ORF/JOSEPH SCHIMMER
Zum 80. Geburtstag
Die vielen Talente des Komponisten HK Gruber
HK Gruber entzieht sich jeder Einordnung: Ein Österreicher, der international große Erfolge feiert, ein Dirigent, der auch als Chansonnier reüssiert, ein Komponist, der sich stilistisch zwischen allen Sprachen gekonnt bewegt, und dabei seine ganz charakteristische gefunden hat.
29. Februar 2024, 15:29
In einem Interview meinte „Nali“ Gruber: „Alle diese Versuche, mich einzuordnen, sind Krücken, die nicht wirklich ins Schwarze treffen. Ich habe mich nie als ,neo‘ verstanden, sondern immer als das, was ich gerade bin und erreichen möchte. (...) ich brauche die Tonalität zur Orientierung, und außerdem hat sie einen großen Vorteil: Sie wird weltweit verstanden (…).“
Verstanden zu werden, ist ihm auch als Chansonnier wichtig, denn nichts scheint ihm unbefriedigender, als wenn das Publikum den Text nicht versteht. Als solcher hat er seine eigenen Werke interpretiert und auch zahlreiche Kompositionen von Hanns Eisler und Kurt Weill (legendär die Dreigroschenoper mit Max Raabe, Nina Hagen, dem Ensemble Modern u.a.), denen er damit zu neuer Popularität verholfen hat. Genauso fühlt er sich auch in Arnold Schönbergs Pierrot Lunaire oder Eight Songs for a Mad King von Maxwell Davies musikalisch zuhause, wie man auf zahlreichen Einspielungen nachhören kann. Als Kontrabassist wirkte er von 1969 bis1995 im ORF Radio-Symphonieorchester mit.
Grubers enge Beziehung zur Sprache, vor allem zum österreichischen Idiom schlägt sich auch in seinen Kompositionen mit besonders originellen Textvorlagen nieder: Gloria von Jaxtberg nach einer Schweinegeschichte von Rudolf Herfurtner, die Oper Geschichten aus dem Wienerwald nach Ödön von Horvath (Uraufführung, 2014, Bregenzer Festspiele) oder der herr nordwind (Uraufführung, 2005, Zürich) auf ein Libretto von H.C. Artmann.

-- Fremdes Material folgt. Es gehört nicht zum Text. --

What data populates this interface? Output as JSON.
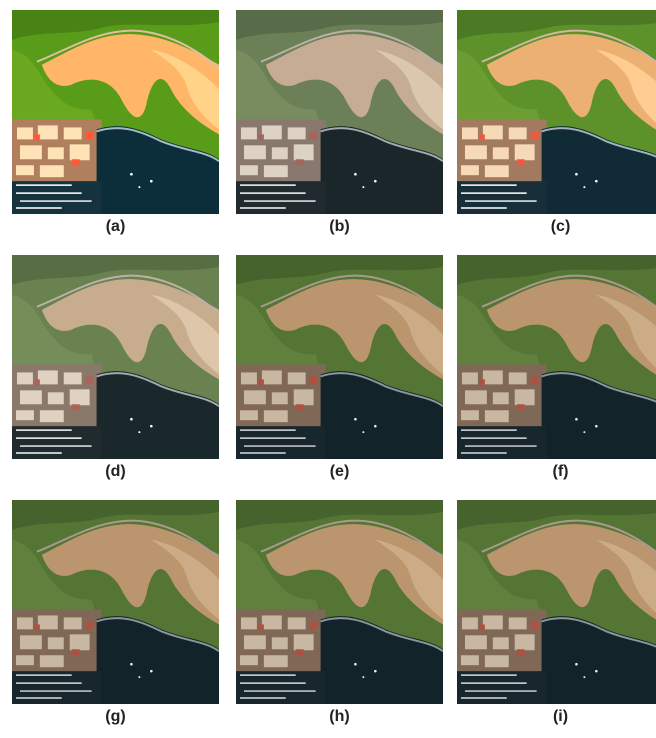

Gruber hat sich noch nie den Mund verbieten lassen, und ergänzt mit leichter Ironie: „Ich kann mich erst einordnen lassen, wenn ich den Löffel abgebe. Dann kann man ja versuchen einzuordnen, sollte das Einordnen dann immer noch wichtig sein.“
APA/DIETMAR STIPLOVSEK
Große Aufträge erhielt HK Gruber, Träger des Großen Österreichischen Staatspreises für Musik, vor allem im Ausland: Von 2009 bis 2015 war er Composer/Conductor beim BBC Philharmonic Orchestra und 2019/20 hatte HK „Nali“ Gruber die ehrenvolle Aufgabe des Gewandhauskomponisten in Leipzig übertragen bekommen. Schlagartig bekannt gemacht als Komponist hat ihn sein Erfolgsstück Frankenstein!! auf Texte von H.C. Artmann im Jahr 1978, in dem er selbst als prononcierter, sprechsingender Interpret unzählige Male mitwirkte. Im Auftrag renommierter Orchester wie den Wiener und Berliner Philharmonikern oder dem New York Philharmonic Orchestra komponierte Gruber Werke, die er bei Festivals wie dem Lucerne Festival, den BBC Proms oder in der New Yorker Carnegie Hall zumeist unter seinem eigenen Dirigat interpretierte: darunter ein Klavierkonzert für Emanuel Ax und ein Cellokonzert für Yo-Yo Ma.
Grubers Kompositionen zählen zu den meistgespielten zeitgenössischen Werken, was wohl seiner nicht einordenbaren, überaus individuellen Sprache zuzuschreiben ist. Seine Musik ist stets offen für Einflüsse anderer Genres wie Pop oder Kabarettsongs, stilistischer Motive aus vergangener Epochen oder von Komponisten wie Igor Strawinsky oder Kurt Weill. Doch eines ist sicher: sein untrügliches Gespür für bühnentaugliche Musik, die das Publikum emotional packt, versehen mit etwas Humor und Ironie machen seine Stücke unverwechselbar. Am 3. Jänner 2023 wird HK „Nali“ Gruber 80 Jahre alt.